EarlOfTwirl Are devs losing the skill of writing good database queries and operations because of the rise in the use of ORMs? Undecided so far..discuss? 07/02/2013 09:11 |
My answer doesn't fit into 140 chars so I'm going to inflict a rare blog post on you.
The evolution of programming (in my myopic lifetime):
Rapid Application Development
When I was a nipper RAD seemed to be all the rage. Visual Basic & Delphi were the kings in the world of small to medium business and their developers were knocking up simple interfaces on top of simple databases such as Paradox, dBase and the JET engine. Typically database design was very simple in these applications in db theory terms many of these application started off with a Universal relation and when necessary the applications tended to have a few more tables. Some of the tooling that I experienced helped you glue these queries together producing some suspicious SQL. (And in many dialects ANSI-92 incompatible).It's probably worth noting at this stage that the whole point of RAD was to rapidly develop applications. Tooling allowed developers to put together GUIs very quickly and these GUIs were a lot of the time just an interface over the data tables they supported.
As some of these business became more mature the more requirements for the application grew and so therefore so did the number of entities in datastore.

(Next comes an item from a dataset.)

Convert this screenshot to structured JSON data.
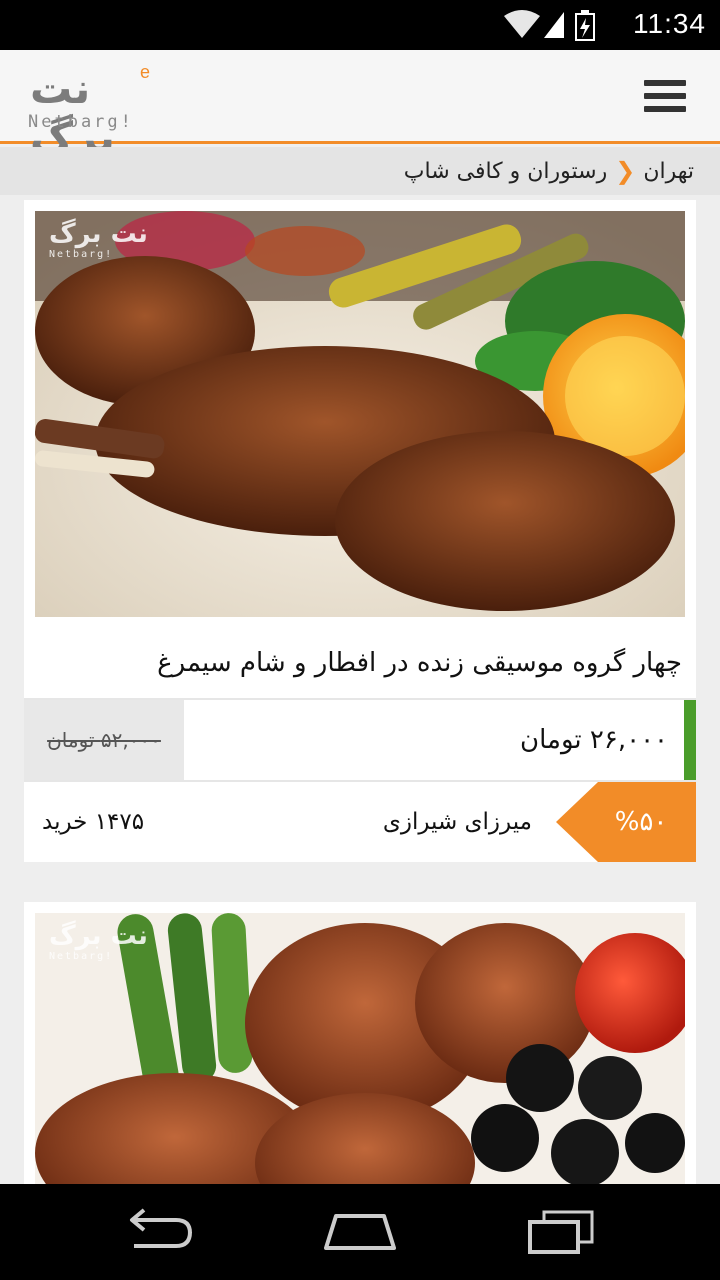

The rise of the enterprise db
There began a new era. As SQL databases became more popular and many applications stored their data in the same databases (or very similar/replicated distributed dbs) and data became a central part of small to medium businesses's strategy, more questions were asked of the data. In applications and in the relatively new area of Business Intelligence. The developer of this day was asked to do a lot more with asking the database. In addition stored procedures were popular and a lot of business logic was put in there. Data was king and this was the golden of SQL. RDBMS's were begining to look invincible.The fall
It seems from my point of view at least that not much has come out of RDBMSs in comparision with the application development space. App devs have had to evolve from desktop to web, learn testing, go functional, go dynamic, get SOLID and have had to start testing their own work. In addition to all the tooling changes there was another look at design. A lot of previous systems were developed from a data driven perspective. Now the thinking was to design a system from a domain driven perspective. Databases suddenly became an implementation detail (and a very expensive one in Oracle's case).So about queries
So what does this little history lesson tell us? Well in the RAD days data and DBs were forming for small to medium orgs. Queries were simple typically as the systems were tightly coupled to UIs and as the whole flipping db was in 1 table. The majority of developers only needed to user very simple SQL. Then RDBMSs became more prevalent and SQL became more popular so geralists had to learn more complicated SQL. As more data was stored in our DBs we had to get smarted with out SQL and learn about optimization too. To get by you needed to know more. Now we are in an age that we are questioning that data should even be stored in an RDBMs there is less motivation for developers to learn SQL in depth.I think this is a good thing. Application programming is becoming more diverse why learn about SQL if you are say a mobile dev or a front end dev or a game dev? Our industry is demanding more diversity so why not embrace it?